Saisi par l'Hadopi, un juge décidera de sanctionner un internaute suspecté de téléchargement illicite par la fermeture de son accès Internet, une amende ou de la prison ferme.

Le texte complémentaire à la loi Hadopi comprenant les peines et le mode de sanction à l'encontre les internautes suspectés de piratage n'a pas tardé à être rédigé. Présenté hier en Conseil des ministres par Michelle Alliot-Marie, il prévoit trois types de sanction prononçables par un tribunal correctionnel.

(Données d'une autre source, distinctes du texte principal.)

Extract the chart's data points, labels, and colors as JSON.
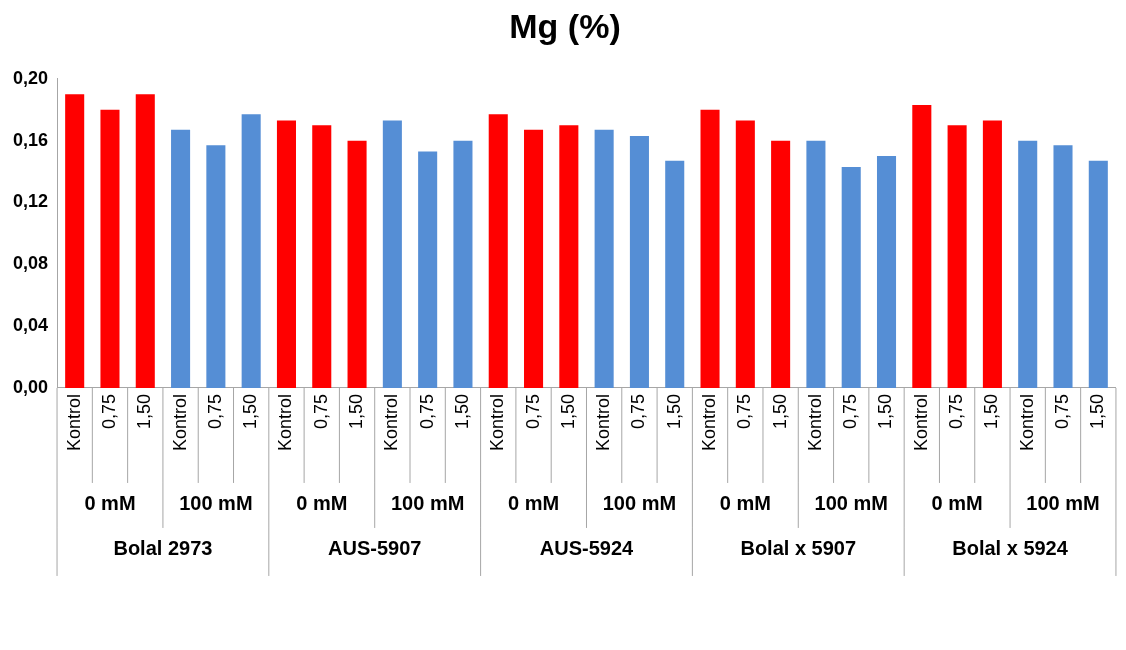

D'abord, la suspension de l'abonnement pour un an maximum. En cas de tentative de réabonnement après une suspension, l'internaute risquerait 30 000 euros d'amende et deux ans de prison. Ensuite, l'amende pour délit de contrefaçon (1 500 euros, et 3 000 en cas de récidive). Enfin, deux ans de prison ferme pour contrefaçon. Comme toute condamnation pénale, elle sera inscrite au casier judiciaire de l'internaute.

Afin d'éviter que les tribunaux ne soient encombrés, la justice recourra à des procédures simplifiées par voie d'ordonnances pénales décidées par un juge seulement au lieu de trois (sans audience publique). Ce texte, beaucoup plus répressif que la simple déconnexion des réseaux prévue précédemment a été sévèrement critiqué à gauche et par la Quadrature du Net qui juge qu'il "relève d'un inquiétant acharnement".

Ce texte devrait être discuté au Sénat le 6 juillet puis à l'Assemblé nationale à partir du 20. De son côté, le gouvernement espère que l'action de l'Hadopi pourra débuter cet automne.